BayesQ: Uncertainty-Guided Bayesian Quantization
Ismail Lamaakal, Chaymae Yahyati, Yassine Maleh, Khalid El Makkaoui, Ibrahim Ouahbi
TL;DR
BayesQ reframes post-training quantization as uncertainty-aware risk minimization by placing a lightweight Gaussian posterior over weights after standard training and optimizing quantization under the posterior-expected loss. It whitenes in the posterior space, designs per-block, mixed-precision quantizers (uniform or non-uniform) using closed-form or MC loss estimates, and allocates bits via a greedy knapsack with hardware-aware constraints. An optional calibration-only distillation aligns the quantized model with the posterior predictive teacher, improving calibration at tight budgets. Empirically, BayesQ achieves state-of-the-art accuracy at fixed memory on ResNet-50 and BERT-base across 3.0–4.0 bit budgets, with the largest gains at the tightest regime, and requires one-time preprocessing comparable to GPTQ.
Abstract
We present BayesQ, an uncertainty-guided post-training quantization framework that is the first to optimize quantization under the posterior expected loss. BayesQ fits a lightweight Gaussian posterior over weights (diagonal Laplace by default; optional K-FAC/low-rank), whitens by the posterior covariance, designs codebooks to minimize posterior-expected distortion, and allocates mixed precision via a greedy knapsack that maximizes marginal expected-loss reduction per bit under a global budget. For scalar quantizers, posterior-expected MSE yields closed-form tables; task-aware proxies are handled by short Monte Carlo on a small calibration set.
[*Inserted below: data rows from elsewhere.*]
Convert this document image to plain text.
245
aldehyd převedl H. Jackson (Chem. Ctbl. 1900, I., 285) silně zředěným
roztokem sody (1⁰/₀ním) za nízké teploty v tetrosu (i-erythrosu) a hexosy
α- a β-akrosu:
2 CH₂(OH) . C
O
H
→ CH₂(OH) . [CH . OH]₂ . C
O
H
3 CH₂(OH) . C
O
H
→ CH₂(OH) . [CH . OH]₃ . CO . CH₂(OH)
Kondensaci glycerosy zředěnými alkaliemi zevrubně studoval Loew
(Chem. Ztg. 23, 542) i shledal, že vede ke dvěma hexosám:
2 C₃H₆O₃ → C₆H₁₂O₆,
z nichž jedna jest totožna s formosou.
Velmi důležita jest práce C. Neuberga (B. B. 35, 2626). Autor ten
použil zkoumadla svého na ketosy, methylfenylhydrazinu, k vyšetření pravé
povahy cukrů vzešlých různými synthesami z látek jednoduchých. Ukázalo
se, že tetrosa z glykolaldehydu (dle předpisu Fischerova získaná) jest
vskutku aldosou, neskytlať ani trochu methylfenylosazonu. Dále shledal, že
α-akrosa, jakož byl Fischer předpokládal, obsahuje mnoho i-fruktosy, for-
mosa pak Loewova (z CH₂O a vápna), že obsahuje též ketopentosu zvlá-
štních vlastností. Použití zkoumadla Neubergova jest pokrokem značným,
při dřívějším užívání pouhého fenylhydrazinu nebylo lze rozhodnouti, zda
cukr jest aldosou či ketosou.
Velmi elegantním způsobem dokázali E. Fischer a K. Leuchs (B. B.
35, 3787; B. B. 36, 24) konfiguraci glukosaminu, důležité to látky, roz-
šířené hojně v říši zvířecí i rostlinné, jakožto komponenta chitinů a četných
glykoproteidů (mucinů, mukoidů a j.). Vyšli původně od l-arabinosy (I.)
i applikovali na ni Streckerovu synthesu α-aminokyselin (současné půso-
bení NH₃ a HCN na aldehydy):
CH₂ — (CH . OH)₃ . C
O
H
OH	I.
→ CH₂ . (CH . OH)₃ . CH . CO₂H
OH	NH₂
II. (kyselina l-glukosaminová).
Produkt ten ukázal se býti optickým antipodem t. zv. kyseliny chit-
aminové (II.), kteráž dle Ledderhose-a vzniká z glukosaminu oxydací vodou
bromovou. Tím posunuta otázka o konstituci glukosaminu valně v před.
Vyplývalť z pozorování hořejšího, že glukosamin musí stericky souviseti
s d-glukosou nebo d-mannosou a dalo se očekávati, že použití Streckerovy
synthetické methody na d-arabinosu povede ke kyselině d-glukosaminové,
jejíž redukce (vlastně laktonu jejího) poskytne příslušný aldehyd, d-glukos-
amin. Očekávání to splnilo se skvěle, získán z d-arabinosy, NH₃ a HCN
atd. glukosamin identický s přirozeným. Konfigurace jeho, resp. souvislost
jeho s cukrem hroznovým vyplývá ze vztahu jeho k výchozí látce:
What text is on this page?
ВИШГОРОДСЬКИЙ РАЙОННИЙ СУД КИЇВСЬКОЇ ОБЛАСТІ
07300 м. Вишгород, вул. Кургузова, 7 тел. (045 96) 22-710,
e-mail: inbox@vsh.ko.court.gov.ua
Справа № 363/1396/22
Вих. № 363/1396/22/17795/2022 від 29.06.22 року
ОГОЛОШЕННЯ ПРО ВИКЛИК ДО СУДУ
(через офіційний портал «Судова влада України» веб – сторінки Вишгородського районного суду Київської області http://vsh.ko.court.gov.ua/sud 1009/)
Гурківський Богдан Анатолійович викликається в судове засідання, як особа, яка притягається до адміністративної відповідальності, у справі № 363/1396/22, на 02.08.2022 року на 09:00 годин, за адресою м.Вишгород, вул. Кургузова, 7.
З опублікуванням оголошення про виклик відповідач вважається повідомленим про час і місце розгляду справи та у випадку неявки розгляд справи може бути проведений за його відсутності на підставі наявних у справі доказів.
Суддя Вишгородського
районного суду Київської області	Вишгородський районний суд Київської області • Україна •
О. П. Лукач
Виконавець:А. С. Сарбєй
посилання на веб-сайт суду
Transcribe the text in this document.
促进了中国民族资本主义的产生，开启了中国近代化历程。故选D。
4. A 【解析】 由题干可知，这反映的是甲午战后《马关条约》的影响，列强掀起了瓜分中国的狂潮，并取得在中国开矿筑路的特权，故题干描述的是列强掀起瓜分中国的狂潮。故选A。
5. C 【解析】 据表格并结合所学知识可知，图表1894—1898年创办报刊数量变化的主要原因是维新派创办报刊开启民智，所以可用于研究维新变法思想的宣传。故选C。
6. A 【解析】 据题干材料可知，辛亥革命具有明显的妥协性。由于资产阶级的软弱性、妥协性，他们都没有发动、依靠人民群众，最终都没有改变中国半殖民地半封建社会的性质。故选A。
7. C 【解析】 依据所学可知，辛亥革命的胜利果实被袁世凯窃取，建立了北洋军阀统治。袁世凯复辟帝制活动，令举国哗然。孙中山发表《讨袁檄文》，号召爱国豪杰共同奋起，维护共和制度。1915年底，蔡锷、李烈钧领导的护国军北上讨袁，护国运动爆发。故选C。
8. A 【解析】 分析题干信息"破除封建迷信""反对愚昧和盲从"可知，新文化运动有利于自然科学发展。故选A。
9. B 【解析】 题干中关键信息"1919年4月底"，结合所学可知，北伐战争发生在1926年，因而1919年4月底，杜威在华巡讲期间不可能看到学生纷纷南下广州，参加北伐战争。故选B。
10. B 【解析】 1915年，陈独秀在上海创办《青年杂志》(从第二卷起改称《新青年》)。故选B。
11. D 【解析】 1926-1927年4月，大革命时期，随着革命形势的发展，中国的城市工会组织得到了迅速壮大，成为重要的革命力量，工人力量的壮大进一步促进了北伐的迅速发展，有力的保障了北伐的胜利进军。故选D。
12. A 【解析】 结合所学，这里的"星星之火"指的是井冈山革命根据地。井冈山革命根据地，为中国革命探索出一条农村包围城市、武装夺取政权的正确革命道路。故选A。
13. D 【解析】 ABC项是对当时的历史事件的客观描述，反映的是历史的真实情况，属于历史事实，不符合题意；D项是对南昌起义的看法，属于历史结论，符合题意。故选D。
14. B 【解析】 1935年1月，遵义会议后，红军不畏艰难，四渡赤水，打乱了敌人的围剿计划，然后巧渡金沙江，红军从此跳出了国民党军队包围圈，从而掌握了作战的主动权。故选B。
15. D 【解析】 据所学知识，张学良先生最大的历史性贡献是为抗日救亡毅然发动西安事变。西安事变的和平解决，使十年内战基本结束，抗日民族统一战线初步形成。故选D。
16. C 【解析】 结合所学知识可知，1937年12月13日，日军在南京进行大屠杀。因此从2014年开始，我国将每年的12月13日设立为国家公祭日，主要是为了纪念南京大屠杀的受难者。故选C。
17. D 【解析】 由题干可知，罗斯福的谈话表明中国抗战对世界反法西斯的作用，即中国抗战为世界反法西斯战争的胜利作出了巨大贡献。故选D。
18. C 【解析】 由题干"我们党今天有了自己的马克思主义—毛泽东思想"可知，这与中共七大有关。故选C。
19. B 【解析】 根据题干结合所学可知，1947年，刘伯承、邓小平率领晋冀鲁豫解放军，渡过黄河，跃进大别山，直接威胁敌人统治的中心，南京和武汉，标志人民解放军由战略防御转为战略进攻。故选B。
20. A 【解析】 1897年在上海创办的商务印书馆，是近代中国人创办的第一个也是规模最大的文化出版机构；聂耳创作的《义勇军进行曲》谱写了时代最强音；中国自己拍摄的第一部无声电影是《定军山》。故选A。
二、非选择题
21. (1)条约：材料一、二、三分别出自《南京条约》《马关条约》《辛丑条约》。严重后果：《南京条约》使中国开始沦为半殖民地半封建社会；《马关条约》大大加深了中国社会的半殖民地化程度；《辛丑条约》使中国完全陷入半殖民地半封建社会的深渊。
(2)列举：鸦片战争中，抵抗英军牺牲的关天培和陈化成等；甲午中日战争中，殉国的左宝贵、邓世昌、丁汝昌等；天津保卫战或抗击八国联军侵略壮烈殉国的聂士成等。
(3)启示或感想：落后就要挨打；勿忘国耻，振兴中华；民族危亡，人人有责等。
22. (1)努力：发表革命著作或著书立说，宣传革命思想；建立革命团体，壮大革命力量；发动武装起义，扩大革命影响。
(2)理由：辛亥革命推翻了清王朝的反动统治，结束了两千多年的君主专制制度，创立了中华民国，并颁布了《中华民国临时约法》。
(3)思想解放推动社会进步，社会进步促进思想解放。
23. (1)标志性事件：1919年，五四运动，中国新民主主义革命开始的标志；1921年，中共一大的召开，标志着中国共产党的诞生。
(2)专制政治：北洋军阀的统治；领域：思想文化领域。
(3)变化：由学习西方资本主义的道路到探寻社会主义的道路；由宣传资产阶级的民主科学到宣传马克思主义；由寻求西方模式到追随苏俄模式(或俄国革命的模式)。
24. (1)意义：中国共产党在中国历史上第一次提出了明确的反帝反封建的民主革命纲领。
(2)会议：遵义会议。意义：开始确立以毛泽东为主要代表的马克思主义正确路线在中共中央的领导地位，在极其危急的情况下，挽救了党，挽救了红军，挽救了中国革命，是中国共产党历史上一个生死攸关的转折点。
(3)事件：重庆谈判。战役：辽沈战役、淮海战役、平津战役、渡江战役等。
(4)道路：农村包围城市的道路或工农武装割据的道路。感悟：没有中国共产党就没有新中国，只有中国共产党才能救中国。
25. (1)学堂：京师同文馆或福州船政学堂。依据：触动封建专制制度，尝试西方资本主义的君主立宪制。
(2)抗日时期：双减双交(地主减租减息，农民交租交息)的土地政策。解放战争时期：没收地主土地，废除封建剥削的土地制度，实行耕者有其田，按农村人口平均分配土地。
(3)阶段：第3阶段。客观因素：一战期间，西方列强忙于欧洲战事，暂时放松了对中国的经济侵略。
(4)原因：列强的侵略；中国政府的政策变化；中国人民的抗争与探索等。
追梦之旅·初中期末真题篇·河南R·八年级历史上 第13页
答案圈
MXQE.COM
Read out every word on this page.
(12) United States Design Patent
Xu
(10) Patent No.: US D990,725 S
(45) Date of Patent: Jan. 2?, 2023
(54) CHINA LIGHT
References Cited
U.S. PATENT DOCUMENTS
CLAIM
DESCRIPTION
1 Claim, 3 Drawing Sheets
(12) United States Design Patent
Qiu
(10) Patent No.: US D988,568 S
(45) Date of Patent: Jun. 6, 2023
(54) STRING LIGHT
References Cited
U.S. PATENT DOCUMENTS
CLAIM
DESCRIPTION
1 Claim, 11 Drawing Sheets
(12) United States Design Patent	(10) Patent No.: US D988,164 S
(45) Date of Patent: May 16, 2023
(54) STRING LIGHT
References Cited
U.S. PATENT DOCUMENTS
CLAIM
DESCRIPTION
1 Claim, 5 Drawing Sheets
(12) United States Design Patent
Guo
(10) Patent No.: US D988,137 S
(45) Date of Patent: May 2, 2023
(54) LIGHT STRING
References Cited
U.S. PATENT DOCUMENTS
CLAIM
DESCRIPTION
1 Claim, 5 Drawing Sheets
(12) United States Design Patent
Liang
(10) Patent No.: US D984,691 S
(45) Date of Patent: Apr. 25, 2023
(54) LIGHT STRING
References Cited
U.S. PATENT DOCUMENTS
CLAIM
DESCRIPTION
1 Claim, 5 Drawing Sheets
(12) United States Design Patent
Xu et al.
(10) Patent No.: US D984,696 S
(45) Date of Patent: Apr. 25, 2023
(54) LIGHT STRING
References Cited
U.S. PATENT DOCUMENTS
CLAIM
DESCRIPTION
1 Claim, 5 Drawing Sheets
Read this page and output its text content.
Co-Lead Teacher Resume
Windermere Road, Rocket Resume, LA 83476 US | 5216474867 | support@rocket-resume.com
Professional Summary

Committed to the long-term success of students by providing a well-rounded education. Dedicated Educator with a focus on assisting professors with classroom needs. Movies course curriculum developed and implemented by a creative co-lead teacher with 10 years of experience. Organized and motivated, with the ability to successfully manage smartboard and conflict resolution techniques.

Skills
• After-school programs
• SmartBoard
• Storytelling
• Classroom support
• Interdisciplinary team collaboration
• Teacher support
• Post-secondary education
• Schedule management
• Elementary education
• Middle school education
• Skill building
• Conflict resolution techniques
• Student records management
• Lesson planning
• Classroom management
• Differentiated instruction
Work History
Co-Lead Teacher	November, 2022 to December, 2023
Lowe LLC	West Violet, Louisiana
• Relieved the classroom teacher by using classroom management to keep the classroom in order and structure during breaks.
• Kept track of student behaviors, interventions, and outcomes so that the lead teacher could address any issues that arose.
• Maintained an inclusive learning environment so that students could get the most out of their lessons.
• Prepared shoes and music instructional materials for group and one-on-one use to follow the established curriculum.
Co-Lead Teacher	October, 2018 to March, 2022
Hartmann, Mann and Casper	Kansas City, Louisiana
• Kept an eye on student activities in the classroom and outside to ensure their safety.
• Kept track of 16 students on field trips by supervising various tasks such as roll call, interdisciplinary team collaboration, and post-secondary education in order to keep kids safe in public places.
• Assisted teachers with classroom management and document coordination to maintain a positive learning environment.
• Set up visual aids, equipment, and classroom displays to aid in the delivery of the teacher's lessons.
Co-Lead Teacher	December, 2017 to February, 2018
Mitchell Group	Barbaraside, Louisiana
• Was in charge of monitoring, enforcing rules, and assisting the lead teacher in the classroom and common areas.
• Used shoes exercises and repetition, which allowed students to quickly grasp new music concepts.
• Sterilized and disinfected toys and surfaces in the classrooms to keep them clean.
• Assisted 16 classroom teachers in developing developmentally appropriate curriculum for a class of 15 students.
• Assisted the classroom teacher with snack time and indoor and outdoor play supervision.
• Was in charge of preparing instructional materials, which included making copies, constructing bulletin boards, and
An optional calibration-only distillation aligns the quantized model with the posterior predictive teacher. At matched average bits/weight of 3.0/3.5/4.0, BayesQ improves over strong PTQ baselines on ResNet-50 (ImageNet) and BERT-base (GLUE) e.g., vs. GPTQ by $+1.5/+0.7/+0.3$ top-1 percentage points on RN50 and $+1.1/+0.4/+0.2$ GLUE points on BERT, while requiring one-time preprocessing comparable to a GPTQ pass. BayesQ reframes low-bit quantization as uncertainty-aware risk minimization in a practical, post-training pipeline.